TNG908 and TNG456 Updates
TNG908, an MTA-cooperative brain-penetrant PRMT5 inhibitor, has shown clinical activity and is well-tolerated across non-CNS cancers in its Phase 1/2 clinical trial. Among nine evaluable pancreatic cancer patients, two achieved partial responses (ORR 22%), and five had stable disease as their best response. The five ongoing pancreatic cancer patients have been on the study for an average of 24 weeks, with the longest duration being 72 weeks.

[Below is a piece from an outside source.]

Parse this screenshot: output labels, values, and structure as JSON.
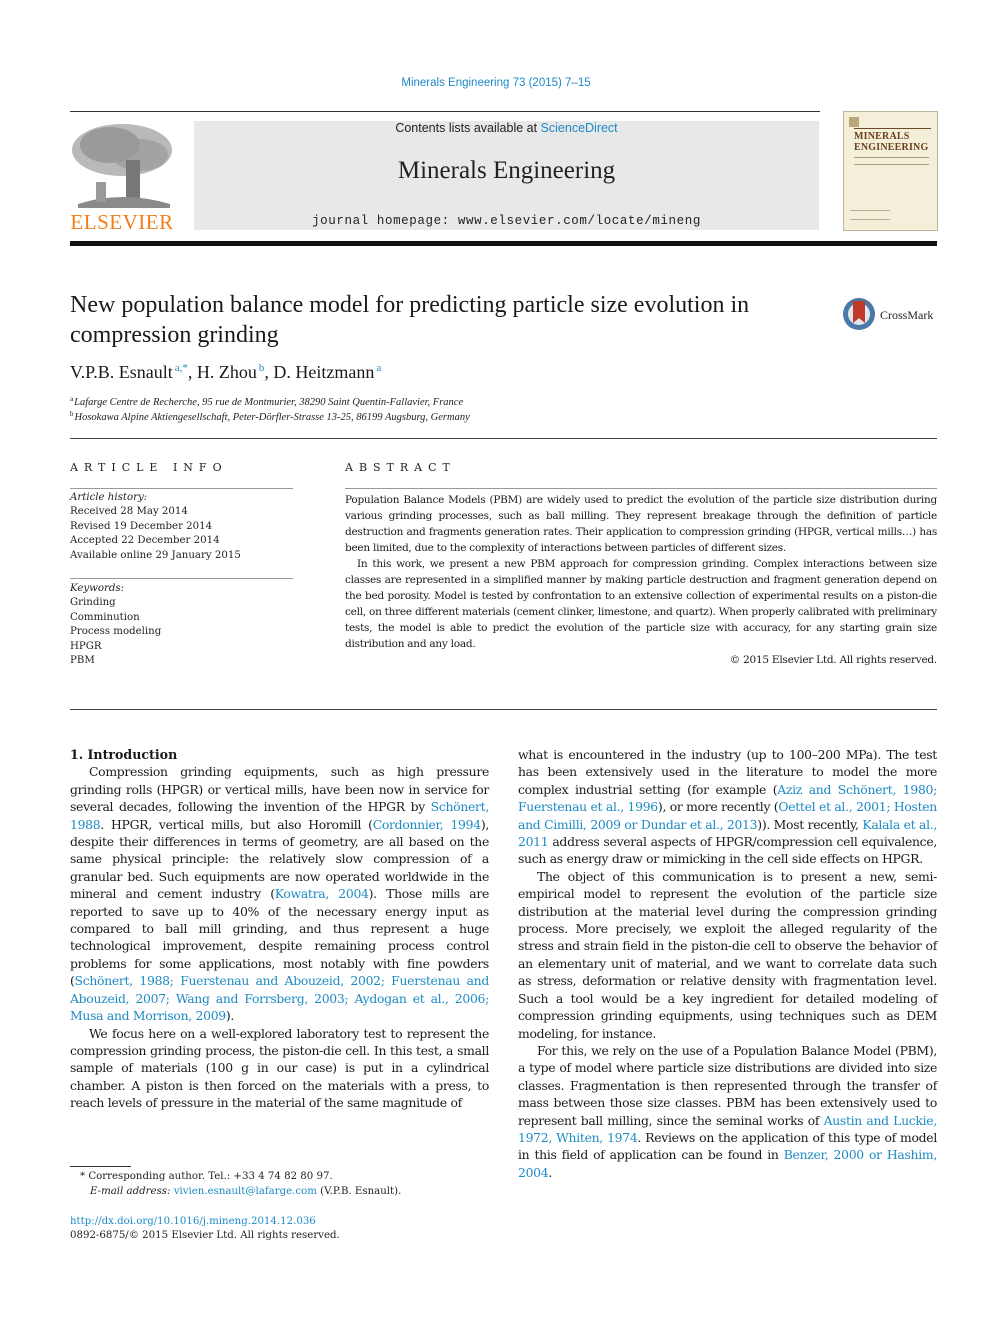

However, TNG908 did not demonstrate activity in glioblastoma (n=23 at active doses), likely because CNS exposure did not meet the required exposure threshold for clinical efficacy. Enrollment for TNG908 is being stopped to fully resource TNG462, based on TNG462's longer time on treatment (24 weeks and increasing) compared to TNG908 (16 weeks), superior target coverage, and safety and tolerability profile.
Tango is also developing TNG456, a next-generation brain-penetrant MTA-cooperative PRMT5 inhibitor that is 55-fold selective for MTAP deletion with 20 nM potency. Preclinical studies suggest that TNG456's central nervous system exposure has the potential to be sufficient for meaningful efficacy in glioblastoma and brain metastases. The company expects to begin enrolling patients in the planned Phase 1/2 trial during the first half of 2025.
Financial and Business Highlights
As of September 30, 2024, Tango Therapeutics held $293.3 million in cash, cash equivalents, and marketable securities, which the company expects will be sufficient to fund operations into the third quarter of 2026, including additional planned TNG462 and TNG456 clinical trials.
Tango's research and development expenses were $33.3 million for the three months ended September 30, 2024, compared to $27.1 million for the same period in 2023. This increase is attributed to increased spending related to the advancement of TNG462, preclinical programs, and personnel-related costs to support research and development activities.